What is an online video conference

 

Nothing quite takes the place of a doctor's reassuring bedside manner. There was a time when doctors actually went from house to house treating patients in the comfort of their own homes. Unfortunately, house calls are all but almost extinct, especially by specialists like cardiologists.

Online video conference

Although technology cannot take the place of a visit to the family doctor, web and video conferencing are emerging as powerful components in telemedicine and telehealth initiatives worldwide. The integration of video conferencing into these programs has been able to help many patients, and has enabled doctors to communicate with specialists in order to make critical diagnoses faster.

Telemedicine is the use of medical information that is exchanged from one treatment site to another via electronic communications. The term telehealth is closely related to telemedicine. It describes remote healthcare that may or may not include clinical services. Both telemedicine and telehealth may comprise videoconferencing, transmission of still images, document sharing, e-health (patient portals for example), remote monitoring of vital signs, and some of the application areas noted below. Many medical specialty areas have taken advantage of telemedicine including: dermatology, ophthalmology, mental health, cardiology and pathology to name a few. According to some reports and studies, almost 50 different medical subspecialties have successfully used telemedicine.

The advancement of IP-based videoconferencing has helped to empower the growth and evolution of telemedicine and telehealth. According to The Association of Telehealth Service Providers (ATSP), in the next 10 years virtually all telehealth transmissions will occur using Internet Protocol, whether or not the transmissions happen over the Public Internet. As Internet capacity continues to grow, the ATSP expects that nearly all telehealth transactions will be accomplished via the Internet. It is especially important to both fields because it provides the real-time communication and interaction required in a doctor, or health provider and patient relationship.

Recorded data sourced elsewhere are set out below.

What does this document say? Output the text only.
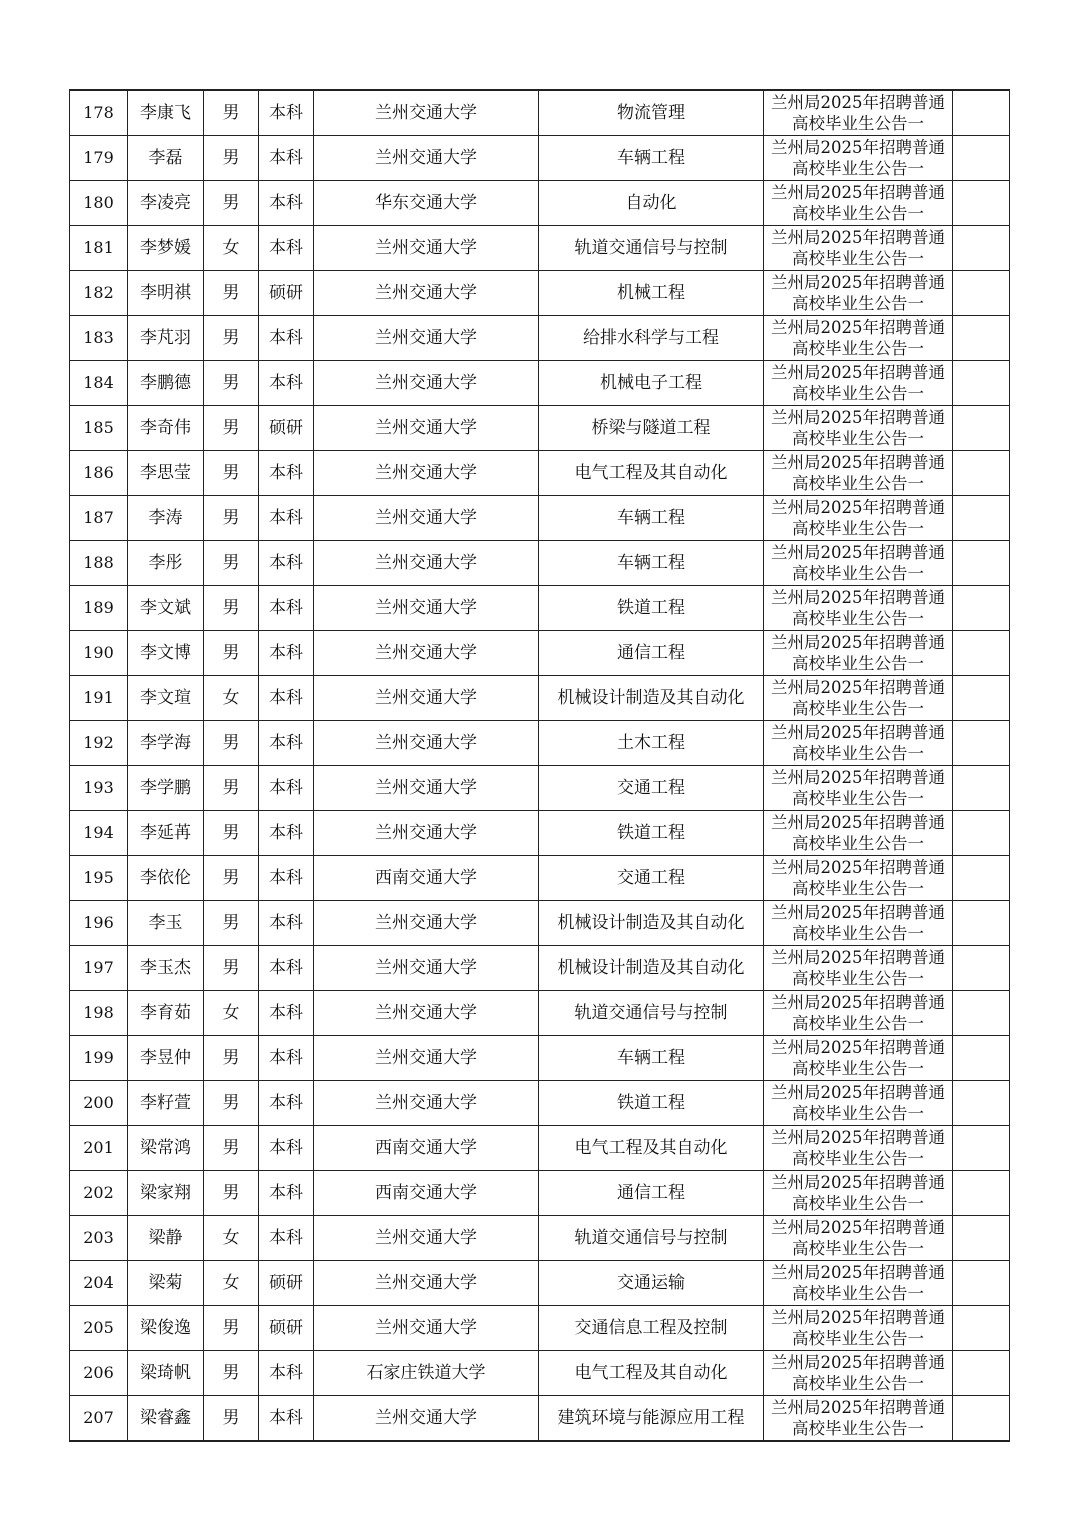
178	李康飞	男	本科	兰州交通大学	物流管理	兰州局2025年招聘普通
高校毕业生公告一	

179	李磊	男	本科	兰州交通大学	车辆工程	兰州局2025年招聘普通
高校毕业生公告一	

180	李凌亮	男	本科	华东交通大学	自动化	兰州局2025年招聘普通
高校毕业生公告一	

181	李梦媛	女	本科	兰州交通大学	轨道交通信号与控制	兰州局2025年招聘普通
高校毕业生公告一	

182	李明祺	男	硕研	兰州交通大学	机械工程	兰州局2025年招聘普通
高校毕业生公告一	

183	李芃羽	男	本科	兰州交通大学	给排水科学与工程	兰州局2025年招聘普通
高校毕业生公告一	

184	李鹏德	男	本科	兰州交通大学	机械电子工程	兰州局2025年招聘普通
高校毕业生公告一	

185	李奇伟	男	硕研	兰州交通大学	桥梁与隧道工程	兰州局2025年招聘普通
高校毕业生公告一	

186	李思莹	男	本科	兰州交通大学	电气工程及其自动化	兰州局2025年招聘普通
高校毕业生公告一	

187	李涛	男	本科	兰州交通大学	车辆工程	兰州局2025年招聘普通
高校毕业生公告一	

188	李彤	男	本科	兰州交通大学	车辆工程	兰州局2025年招聘普通
高校毕业生公告一	

189	李文斌	男	本科	兰州交通大学	铁道工程	兰州局2025年招聘普通
高校毕业生公告一	

190	李文博	男	本科	兰州交通大学	通信工程	兰州局2025年招聘普通
高校毕业生公告一	

191	李文瑄	女	本科	兰州交通大学	机械设计制造及其自动化	兰州局2025年招聘普通
高校毕业生公告一	

192	李学海	男	本科	兰州交通大学	土木工程	兰州局2025年招聘普通
高校毕业生公告一	

193	李学鹏	男	本科	兰州交通大学	交通工程	兰州局2025年招聘普通
高校毕业生公告一	

194	李延苒	男	本科	兰州交通大学	铁道工程	兰州局2025年招聘普通
高校毕业生公告一	

195	李依伦	男	本科	西南交通大学	交通工程	兰州局2025年招聘普通
高校毕业生公告一	

196	李玉	男	本科	兰州交通大学	机械设计制造及其自动化	兰州局2025年招聘普通
高校毕业生公告一	

197	李玉杰	男	本科	兰州交通大学	机械设计制造及其自动化	兰州局2025年招聘普通
高校毕业生公告一	

198	李育茹	女	本科	兰州交通大学	轨道交通信号与控制	兰州局2025年招聘普通
高校毕业生公告一	

199	李昱仲	男	本科	兰州交通大学	车辆工程	兰州局2025年招聘普通
高校毕业生公告一	

200	李籽萱	男	本科	兰州交通大学	铁道工程	兰州局2025年招聘普通
高校毕业生公告一	

201	梁常鸿	男	本科	西南交通大学	电气工程及其自动化	兰州局2025年招聘普通
高校毕业生公告一	

202	梁家翔	男	本科	西南交通大学	通信工程	兰州局2025年招聘普通
高校毕业生公告一	

203	梁静	女	本科	兰州交通大学	轨道交通信号与控制	兰州局2025年招聘普通
高校毕业生公告一	

204	梁菊	女	硕研	兰州交通大学	交通运输	兰州局2025年招聘普通
高校毕业生公告一	

205	梁俊逸	男	硕研	兰州交通大学	交通信息工程及控制	兰州局2025年招聘普通
高校毕业生公告一	

206	梁琦帆	男	本科	石家庄铁道大学	电气工程及其自动化	兰州局2025年招聘普通
高校毕业生公告一	

207	梁睿鑫	男	本科	兰州交通大学	建筑环境与能源应用工程	兰州局2025年招聘普通
高校毕业生公告一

Some of the services that telemedicine enable or facilitate are:

  • Continuing medical education for health professionals and special medication education seminars for individuals and groups in remote locations.
  • Nursing call centers for referrals and patient services.
  • Patient consultations: Audio, video, and data are shared between a patient and physician for the purpose of rendering a diagnosis and subsequent treatment plan.
  • Remote patient monitoring uses special devices to remotely collect and send data to a monitoring station for interpretation. This could include checking vital signs, such as blood glucose or heart ECG. This is usually accomplished with specialty hardware devices and with integrated/fixed communications capabilities.
  • Specialist referral services usually involve a specialist assisting a general practitioner in rendering a diagnosis. Videoconferencing enables the patient to see a specialist during a remote consultation accomplished in real-time, or the transmission of images, such as x-rays, along with patient data for later viewing. This is especially important for patients living in rural areas, or who are too ill to travel great distances to visit a specialist or clinic.
  • Disease management is a relatively new telemedicine application. It refers to the on-going consultations between a patient and two or more multi-disciplinary practitioners whose intent is the treatment and management of long-term disease. This often involves interaction between medical, pharmaceutical and behavioral professionals on a single case. With the increasing aged population and subsequent increase in certain diseases such as type II diabetes, HIV, etc,, the disease management umbrella is expanding.
  • Support services in campus facilities and remote offices. Healthcare is often rendered in a distributed office environment, and almost every process falls under privacy and other regulatory requirements. As such, nursing and support services are often the first to adopt secure telemedicine and communications-related technologies in order to reduce inter-office delays, improve the patient experience, and to reduce operational costs.

It should be noted here that telesurgery is an entirely separate subject that will not be addressed in this article. Telesurgery allows surgical procedures to be carried out without geographic constraints, and is reliant on specially-designed robotics and other computer hardware technology.